Elasticsearch generally filters out sensitive information and credentials before logging to the audit log. It was found that this filtering was not applied when requests to Elasticsearch use certain deprecated URIs for APIs. The impact of this flaw is that sensitive information such as passwords and tokens might be printed in cleartext in Elasticsearch audit logs. Note that audit logging is disabled by default and needs to be explicitly enabled and even when audit logging is enabled, request bodies that could contain sensitive information are not printed to the audit log unless explicitly configured.
An issue has been identified with how Elasticsearch handled incoming requests on the HTTP layer. An unauthenticated user could force an Elasticsearch node to exit with an OutOfMemory error by sending a moderate number of malformed HTTP requests.

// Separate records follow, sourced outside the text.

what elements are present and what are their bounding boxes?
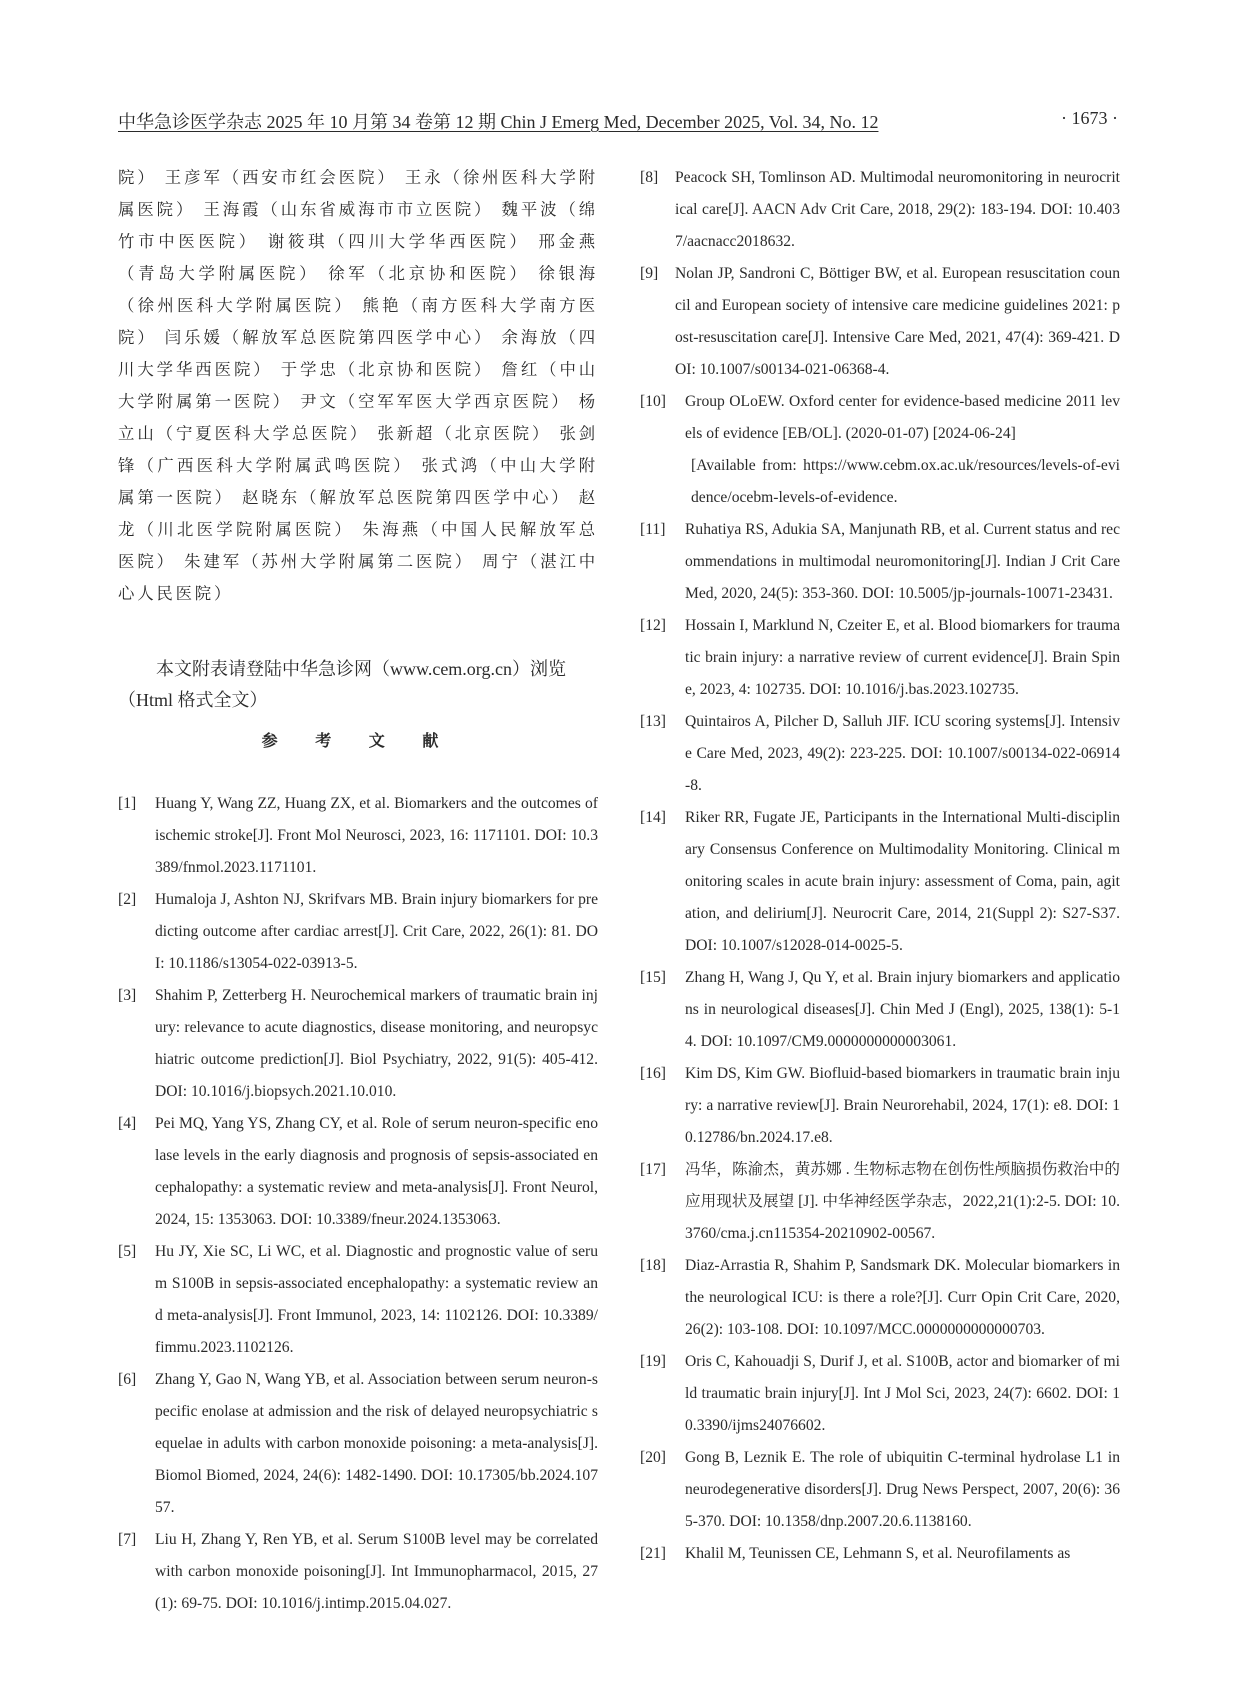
supplement-note: 本文附表请登陆中华急诊网（www.cem.org.cn）浏览（Html 格式全文） <box>118 659 566 710</box>
reference-body: Zhang Y, Gao N, Wang YB, et al. Association between serum neuron-specific enolase at admission and the risk of delayed neuropsychiatric sequelae in adults with carbon monoxide poisoning: a meta-analysis[J]. Biomol Biomed, 2024, 24(6): 1482-1490. DOI: 10.17305/bb.2024.10757. <box>155 1371 598 1516</box>
reference-item <box>118 1108 598 1236</box>
reference-item <box>118 884 598 980</box>
reference-number: [18] <box>640 1257 666 1274</box>
reference-text <box>155 788 598 884</box>
reference-text <box>685 706 1120 802</box>
reference-body: Oris C, Kahouadji S, Durif J, et al. S100B, actor and biomarker of mild traumatic brain injury[J]. Int J Mol Sci, 2023, 24(7): 6602. DOI: 10.3390/ijms24076602. <box>685 1353 1120 1434</box>
reference-item <box>118 1236 598 1364</box>
reference-body: Humaloja J, Ashton NJ, Skrifvars MB. Brain injury biomarkers for predicting outcome after cardiac arrest[J]. Crit Care, 2022, 26(1): 81. DOI: 10.1186/s13054-022-03913-5. <box>155 891 598 972</box>
reference-item <box>118 1364 598 1524</box>
reference-body: Liu H, Zhang Y, Ren YB, et al. Serum S100B level may be correlated with carbon monoxide poisoning[J]. Int Immunopharmacol, 2015, 27(1): 69-75. DOI: 10.1016/j.intimp.2015.04.027. <box>155 1531 598 1612</box>
contributors-list: 院） 王彦军（西安市红会医院） 王永（徐州医科大学附属医院） 王海霞（山东省威海市市立医院） 魏平波（绵竹市中医医院） 谢筱琪（四川大学华西医院） 邢金燕（青岛大学附属医院） 徐军（北京协和医院） 徐银海（徐州医科大学附属医院） 熊艳（南方医科大学南方医院） 闫乐媛（解放军总医院第四医学中心） 余海放（四川大学华西医院） 于学忠（北京协和医院） 詹红（中山大学附属第一医院） 尹文（空军军医大学西京医院） 杨立山（宁夏医科大学总医院） 张新超（北京医院） 张剑锋（广西医科大学附属武鸣医院） 张式鸿（中山大学附属第一医院） 赵晓东（解放军总医院第四医学中心） 赵龙（川北医学院附属医院） 朱海燕（中国人民解放军总医院） 朱建军（苏州大学附属第二医院） 周宁（湛江中心人民医院） <box>118 168 598 603</box>
reference-number: [11] <box>640 521 666 538</box>
reference-number: [21] <box>640 1545 666 1562</box>
reference-text <box>155 1108 598 1236</box>
reference-item <box>640 610 1120 706</box>
reference-text <box>155 1364 598 1524</box>
references-list-right <box>640 162 1120 1570</box>
reference-number: [3] <box>118 987 137 1004</box>
reference-item <box>640 386 1120 514</box>
page-number: · 1673 · <box>1061 108 1118 128</box>
reference-text <box>685 1058 1120 1154</box>
reference-number: [10] <box>640 393 666 410</box>
reference-number: [17] <box>640 1161 666 1178</box>
reference-body: Ruhatiya RS, Adukia SA, Manjunath RB, et al. Current status and recommendations in multimodal neuromonitoring[J]. Indian J Crit Care Med, 2020, 24(5): 353-360. DOI: 10.5005/jp-journals-10071-23431. <box>685 521 1120 602</box>
reference-item <box>640 1442 1120 1538</box>
reference-number: [6] <box>118 1371 137 1388</box>
reference-text <box>685 386 1120 514</box>
reference-item <box>118 1524 598 1620</box>
reference-body: Shahim P, Zetterberg H. Neurochemical markers of traumatic brain injury: relevance to acute diagnostics, disease monitoring, and neuropsychiatric outcome prediction[J]. Biol Psychiatry, 2022, 91(5): 405-412. DOI: 10.1016/j.biopsych.2021.10.010. <box>155 987 598 1100</box>
reference-body: Kim DS, Kim GW. Biofluid-based biomarkers in traumatic brain injury: a narrative review[J]. Brain Neurorehabil, 2024, 17(1): e8. DOI: 10.12786/bn.2024.17.e8. <box>685 1065 1120 1146</box>
reference-item <box>640 1154 1120 1250</box>
reference-body: Diaz-Arrastia R, Shahim P, Sandsmark DK. Molecular biomarkers in the neurological ICU: is there a role?[J]. Curr Opin Crit Care, 2020, 26(2): 103-108. DOI: 10.1097/MCC.0000000000000703. <box>685 1257 1120 1338</box>
reference-number: [4] <box>118 1115 137 1132</box>
reference-text <box>685 1346 1120 1442</box>
reference-item <box>640 962 1120 1058</box>
reference-text <box>685 610 1120 706</box>
reference-number: [14] <box>640 809 666 826</box>
reference-text <box>685 514 1120 610</box>
reference-body: Huang Y, Wang ZZ, Huang ZX, et al. Biomarkers and the outcomes of ischemic stroke[J]. Front Mol Neurosci, 2023, 16: 1171101. DOI: 10.3389/fnmol.2023.1171101. <box>155 795 598 876</box>
reference-number: [2] <box>118 891 137 908</box>
reference-body: Quintairos A, Pilcher D, Salluh JIF. ICU scoring systems[J]. Intensive Care Med, 2023, 49(2): 223-225. DOI: 10.1007/s00134-022-06914-8. <box>685 713 1120 794</box>
running-header <box>118 108 1118 138</box>
reference-body: Pei MQ, Yang YS, Zhang CY, et al. Role of serum neuron-specific enolase levels in the early diagnosis and prognosis of sepsis-associated encephalopathy: a systematic review and meta-analysis[J]. Front Neurol, 2024, 15: 1353063. DOI: 10.3389/fneur.2024.1353063. <box>155 1115 598 1228</box>
reference-body: Riker RR, Fugate JE, Participants in the International Multi-disciplinary Consensus Conference on Multimodality Monitoring. Clinical monitoring scales in acute brain injury: assessment of Coma, pain, agitation, and delirium[J]. Neurocrit Care, 2014, 21(Suppl 2): S27-S37. DOI: 10.1007/s12028-014-0025-5. <box>685 809 1120 954</box>
journal-citation: 中华急诊医学杂志 2025 年 10 月第 34 卷第 12 期 Chin J Emerg Med, December 2025, Vol. 34, No. 12 <box>118 112 879 132</box>
references-list-left <box>118 788 598 1620</box>
reference-text <box>685 802 1120 962</box>
reference-body: Peacock SH, Tomlinson AD. Multimodal neuromonitoring in neurocritical care[J]. AACN Adv Crit Care, 2018, 29(2): 183-194. DOI: 10.4037/aacnacc2018632. <box>675 169 1120 250</box>
reference-item <box>640 514 1120 610</box>
reference-item <box>640 162 1120 258</box>
reference-item <box>640 258 1120 386</box>
reference-number: [20] <box>640 1449 666 1466</box>
reference-item <box>640 802 1120 962</box>
reference-body: Khalil M, Teunissen CE, Lehmann S, et al. Neurofilaments as <box>685 1545 1071 1562</box>
reference-item <box>640 1250 1120 1346</box>
reference-body: 冯华，陈渝杰，黄苏娜 . 生物标志物在创伤性颅脑损伤救治中的应用现状及展望 [J]. 中华神经医学杂志，2022,21(1):2-5. DOI: 10.3760/cma.j.cn115354-20210902-00567. <box>685 1161 1120 1242</box>
reference-number: [15] <box>640 969 666 986</box>
reference-item <box>118 788 598 884</box>
reference-item <box>640 1346 1120 1442</box>
reference-text <box>675 258 1120 386</box>
reference-item <box>118 980 598 1108</box>
reference-text <box>675 162 1120 258</box>
reference-number: [9] <box>640 265 659 282</box>
reference-text <box>685 1154 1120 1250</box>
reference-text <box>685 1538 1070 1570</box>
reference-number: [16] <box>640 1065 666 1082</box>
reference-number: [8] <box>640 169 659 186</box>
reference-number: [12] <box>640 617 666 634</box>
reference-text <box>685 962 1120 1058</box>
reference-text <box>155 980 598 1108</box>
references-heading: 参 考 文 献 <box>261 731 455 750</box>
reference-number: [5] <box>118 1243 137 1260</box>
reference-body: Hu JY, Xie SC, Li WC, et al. Diagnostic and prognostic value of serum S100B in sepsis-associated encephalopathy: a systematic review and meta-analysis[J]. Front Immunol, 2023, 14: 1102126. DOI: 10.3389/fimmu.2023.1102126. <box>155 1243 598 1356</box>
reference-text <box>155 1236 598 1364</box>
reference-text <box>155 884 598 980</box>
reference-item <box>640 1058 1120 1154</box>
reference-number: [7] <box>118 1531 137 1548</box>
reference-item <box>640 1538 1120 1570</box>
reference-number: [19] <box>640 1353 666 1370</box>
reference-text <box>685 1442 1120 1538</box>
reference-number: [1] <box>118 795 137 812</box>
reference-body: Zhang H, Wang J, Qu Y, et al. Brain injury biomarkers and applications in neurological diseases[J]. Chin Med J (Engl), 2025, 138(1): 5-14. DOI: 10.1097/CM9.0000000000003061. <box>685 969 1120 1050</box>
reference-body: Gong B, Leznik E. The role of ubiquitin C-terminal hydrolase L1 in neurodegenerative disorders[J]. Drug News Perspect, 2007, 20(6): 365-370. DOI: 10.1358/dnp.2007.20.6.1138160. <box>685 1449 1120 1530</box>
left-column <box>118 162 598 1620</box>
reference-text <box>685 1250 1120 1346</box>
reference-url: [Available from: https://www.cebm.ox.ac.uk/resources/levels-of-evidence/ocebm-levels-of-evidence. <box>691 457 1120 506</box>
right-column <box>640 162 1120 1570</box>
reference-body: Nolan JP, Sandroni C, Böttiger BW, et al. European resuscitation council and European society of intensive care medicine guidelines 2021: post-resuscitation care[J]. Intensive Care Med, 2021, 47(4): 369-421. DOI: 10.1007/s00134-021-06368-4. <box>675 265 1120 378</box>
reference-body: Group OLoEW. Oxford center for evidence-based medicine 2011 levels of evidence [EB/OL]. (2020-01-07) [2024-06-24] <box>685 393 1120 442</box>
reference-text <box>155 1524 598 1620</box>
reference-body: Hossain I, Marklund N, Czeiter E, et al. Blood biomarkers for traumatic brain injury: a narrative review of current evidence[J]. Brain Spine, 2023, 4: 102735. DOI: 10.1016/j.bas.2023.102735. <box>685 617 1120 698</box>
reference-number: [13] <box>640 713 666 730</box>
reference-item <box>640 706 1120 802</box>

The issue was identified by Elastic Engineering and we have no indication that the issue is known or that it is being exploited in the wild.
A flaw was discovered in Elasticsearch, affecting the _search API that allowed a specially crafted query string to cause a Stack Overflow and ultimately a Denial of Service.
Elasticsearch before 7.14.0 did not apply document and field level security to searchable snapshots. This could lead to an authenticated user gaining access to information that they are unauthorized to view.
In Elasticsearch versions before 7.13.3 and 6.8.17 an uncontrolled recursion vulnerability that could lead to a denial of service attack was identified in the Elasticsearch Grok parser. A user with the ability to submit arbitrary queries to Elasticsearch could create a malicious Grok query that will crash the Elasticsearch node.
A memory disclosure vulnerability was identified in Elasticsearch 7.10.0 to 7.13.3 error reporting. A user with the ability to submit arbitrary queries to Elasticsearch could submit a malformed query that would result in an error message returned containing previously used portions of a data buffer. This buffer could contain sensitive information such as Elasticsearch documents or authentication details.
In Elasticsearch versions before 7.11.2 and 6.8.15 a document disclosure flaw was found when Document or Field Level Security is used. Search queries do not properly preserve security permissions when executing certain cross-cluster search queries. This could result in the search disclosing the existence of documents the attacker should not be able to view. This could result in an attacker gaining additional insight into potentially sensitive indices.
Elasticsearch versions before 7.11.2 and 6.8.15 contain a document disclosure flaw was found in the Elasticsearch suggester and profile API when Document and Field Level Security are enabled. The suggester and profile API are normally disabled for an index when document level security is enabled on the index. Certain queries are able to enable the profiler and suggester which could lead to disclosing the existence of documents and fields the attacker should not be able to view.
A document disclosure flaw was found in Elasticsearch versions after 7.6.0 and before 7.11.0 when Document or Field Level Security is used. Get requests do not properly apply security permissions when executing a query against a recently updated document. This affects documents that have been updated and not yet refreshed in the index. This could result in the search disclosing the existence of documents and fields the attacker should not be able to view.